Harry Knowles on his Diabetes…
As you can probably guess from the headline, I’ve been diagnosed with Type 2 Diabetes. This isn’t something hereditary - as my family has zero history of Diabetes - this is something that I’ve done to myself.
For about 30 minutes yesterday I wallowed in self-pity like Uncle Scrooge in his Gold Bin - and weeped like I did in ARMAGEDDON. After this pitiful display - that also kickstarted Patricia into a display of mutually assured weeping - I slapped myself around (metaphorically) and decided to do something about it.
When I was paralyzed - I was in a funk for a few days, then created Ain’t It Cool News… read up on what I felt my condition was - and began to do what needed to be done. When I’ve had my heart broken by a break-up, I’ve always moved forward with a new relationship, almost immediately.
Well, when I was in my doctor’s office (the man had posters for JUSTICE LEAGUE, FANTASTIC FOUR and an Alex Ross SPIDERMAN one) - and he looked at my blood test and told me, “You have Type 2 Diabetes” and his face got serious and he said a lot of serious stuff - without a hint of humor… and then the nurse came in with this Kit - to poke my finger and feed this vampire device that tells me whether or not I’m too sweet.
First off… My fingers love penetrating, but abhor being penetrated. This just isn’t natural - and as she taught me how to use the equipment - it set in. I’m diabetic. Fuck.
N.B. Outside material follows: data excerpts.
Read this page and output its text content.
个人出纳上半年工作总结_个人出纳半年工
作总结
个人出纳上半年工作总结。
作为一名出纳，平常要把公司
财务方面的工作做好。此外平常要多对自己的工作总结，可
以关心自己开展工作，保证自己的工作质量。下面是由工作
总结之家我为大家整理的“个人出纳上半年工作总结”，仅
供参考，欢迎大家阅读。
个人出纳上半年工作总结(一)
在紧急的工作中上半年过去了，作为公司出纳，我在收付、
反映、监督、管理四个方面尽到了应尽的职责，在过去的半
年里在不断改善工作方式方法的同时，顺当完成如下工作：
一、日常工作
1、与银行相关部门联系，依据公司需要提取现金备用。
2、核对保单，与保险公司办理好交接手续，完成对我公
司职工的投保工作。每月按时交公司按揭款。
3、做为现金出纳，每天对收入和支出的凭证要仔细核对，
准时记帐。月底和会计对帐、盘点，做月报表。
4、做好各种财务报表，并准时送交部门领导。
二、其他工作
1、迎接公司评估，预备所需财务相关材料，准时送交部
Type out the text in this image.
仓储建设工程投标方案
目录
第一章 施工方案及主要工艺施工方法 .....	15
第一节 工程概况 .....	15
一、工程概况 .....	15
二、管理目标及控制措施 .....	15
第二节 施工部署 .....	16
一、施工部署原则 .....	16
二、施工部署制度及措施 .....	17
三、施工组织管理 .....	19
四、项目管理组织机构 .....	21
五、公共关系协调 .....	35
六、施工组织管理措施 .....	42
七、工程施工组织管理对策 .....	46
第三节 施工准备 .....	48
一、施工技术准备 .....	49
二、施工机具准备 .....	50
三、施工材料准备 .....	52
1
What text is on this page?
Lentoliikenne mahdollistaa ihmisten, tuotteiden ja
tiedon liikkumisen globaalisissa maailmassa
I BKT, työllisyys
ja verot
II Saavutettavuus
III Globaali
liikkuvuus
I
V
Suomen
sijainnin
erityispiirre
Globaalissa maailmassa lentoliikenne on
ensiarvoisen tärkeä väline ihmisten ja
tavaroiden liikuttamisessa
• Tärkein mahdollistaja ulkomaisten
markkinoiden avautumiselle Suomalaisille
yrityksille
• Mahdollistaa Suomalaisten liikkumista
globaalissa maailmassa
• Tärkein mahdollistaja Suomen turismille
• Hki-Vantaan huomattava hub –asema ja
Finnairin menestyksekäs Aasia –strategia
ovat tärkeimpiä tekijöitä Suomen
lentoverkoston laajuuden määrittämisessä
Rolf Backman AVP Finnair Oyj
Flash forward to lunch. Grilled Chicken breast, steamed broccoli, spinich & side salad - no dressing… and I’m in a tackling this issue mode. As many of you know - I’m up for a Lapband surgery - that has been helpful in reversing and getting rid of Type 2 Diabetes… However, it isn’t a miracle cure. The “band” is just a tool - an instrument in helping those that really do need its help. But I do have to change diet and (shudder) - exercise.